O ABRIGO AO LARÁPIO

O ABRIGO AO LARÁPIO

Nos primeiros calores da nova estação sinais da primavera que se aproximava, começando a descer do norte onde havia ficado guardada durante o inverno, empurrando para o sul a estação fria que havia desfeito toda a folhagem do Ipê, obrigando-o a guardar dentro de si toda sua força que agora explodia em milhares de flores amarelas que caiam em grande número, formando um imenso tapete amarelo sob estas árvores, que eram inúmeras nessa praça da pequena cidade, praça esta que era circundada pela Prefeitura Municipal um cinema, um restaurante, claro, uma igreja e um hotel.

Este último local onde se hospedavam não só os viajantes que estavam na cidade mas também os que cruzavam de vilarejos menores ainda, que se desdobravam pela região visto que a cidade apesar de pequena era o pólo regional de distritos ainda menores. E esse reduzido povoado era bem estruturado, com as ruas centrais pavimentadas e também muito limpas com lixeiras bem distribuídas e povo ordeiro que delas fazia uso tudo supervisionado de perto pelos passeios constantes do senhor alcaide mor que eventualmente caminhava pela praça a pretexto de passeio, mas com muito mais propósito de fiscalização.

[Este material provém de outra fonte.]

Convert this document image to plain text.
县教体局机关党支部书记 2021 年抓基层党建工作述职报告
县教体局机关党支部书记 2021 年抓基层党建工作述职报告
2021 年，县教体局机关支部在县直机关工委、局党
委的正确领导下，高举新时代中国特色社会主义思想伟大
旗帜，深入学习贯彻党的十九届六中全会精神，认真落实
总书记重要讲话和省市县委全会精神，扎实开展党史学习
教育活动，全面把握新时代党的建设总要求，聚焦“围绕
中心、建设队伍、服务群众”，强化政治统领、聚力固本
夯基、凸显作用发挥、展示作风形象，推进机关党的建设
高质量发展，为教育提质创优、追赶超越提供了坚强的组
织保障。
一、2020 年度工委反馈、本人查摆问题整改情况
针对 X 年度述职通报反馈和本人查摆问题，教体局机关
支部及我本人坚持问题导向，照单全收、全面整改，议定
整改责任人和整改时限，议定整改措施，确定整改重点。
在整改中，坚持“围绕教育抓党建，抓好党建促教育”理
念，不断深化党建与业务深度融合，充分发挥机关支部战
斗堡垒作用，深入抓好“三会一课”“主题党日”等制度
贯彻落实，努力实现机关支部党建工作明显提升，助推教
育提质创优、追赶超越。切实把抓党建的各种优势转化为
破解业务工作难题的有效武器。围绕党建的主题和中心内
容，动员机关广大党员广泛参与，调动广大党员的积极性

Pois nesse hotel, acompanhe-me o leitor, no primeiro andar funcionava uma loja também de propriedade dos donos do estabelecimento hoteleiro e nos outros quatro andares funcionava essa hospedaria, com escadas laterais que conduziam até o segundo andar onde funcionava a portaria que era prontamente atendida pelos jovens que ali trabalhavam e que sempre solícitos tomavam as bagagens dos hóspedes para lhes encaminhar aos quartos. Sempre havia disponível na portaria chimarrão para os hóspedes e uma bandeja com xícaras onde era servido o chá de uma garrafa térmica que ficava na mesma bandeja, as xícaras já usadas eram deixadas com a boca para cima as ainda não usadas com a boca para baixo eventualmente um funcionário de nome João, alegre, bonachão e que preferia resolver tudo pelo lado mais fácil e do atalho laboral ao verificar que ninguém observava virava novamente as xícaras usadas para que ficassem como se ainda não tivessem sido usadas e assim não as precisava ir a cozinha lavá-las. Mas isto é apenas um detalhe que não influi na história que vamos contar que sucedeu nesse hotel dessa cidadezinha.

Nesse hotel havia um gerente, homem culto, leitor assíduo de periódico da capital que diariamente chegava até a pequena urbe e que seu maior orgulho era nunca ter sido passado para trás por nenhum hóspede, pois nesse meio de proprietários e administradores de hotéis sempre são suscetíveis a algum golpe financeiro por parte de falsos turistas ou falsos empresários que se hospedam e usam alguma artimanha para não pagar a conta, pois o maior trunfo desse homem era conhecer um salafrário pelo andar como ele mesmo frisava e era esse seu maior orgulho e vez ou outra quando um amigo antigo hóspede dos que normalmente todo mês ficavam dois ou três dias nesse hotel para fazer a venda no comércio local, pois na maioria das vezes eram vendedores viajantes, pedia para pagar na próxima visita alegando alguma dificuldade financeira, imediatamente tinha seu pleito negado pelo gerente que se dizia incapaz de fazer semelhante concessão por ser vedado pelos proprietários do estabelecimento em cláusula contratual por ocasião de sua contratação.

Ocorre que nesses dias em que a calçada da frente do hotel estava como que pintada de amarelo pela quantidade imensa de flores jogadas do ipê. Apareceu um hóspede novo, que nunca havia se hospedado antes, em carro bonito do ano ou de no máximo dois anos que imediatamente o acomodou na garagem que ficava nos fundos do hotel entrando pelo lado da loja já referida e muito bem escondido pois era embaixo dos pavimentos do hotel e murada na volta.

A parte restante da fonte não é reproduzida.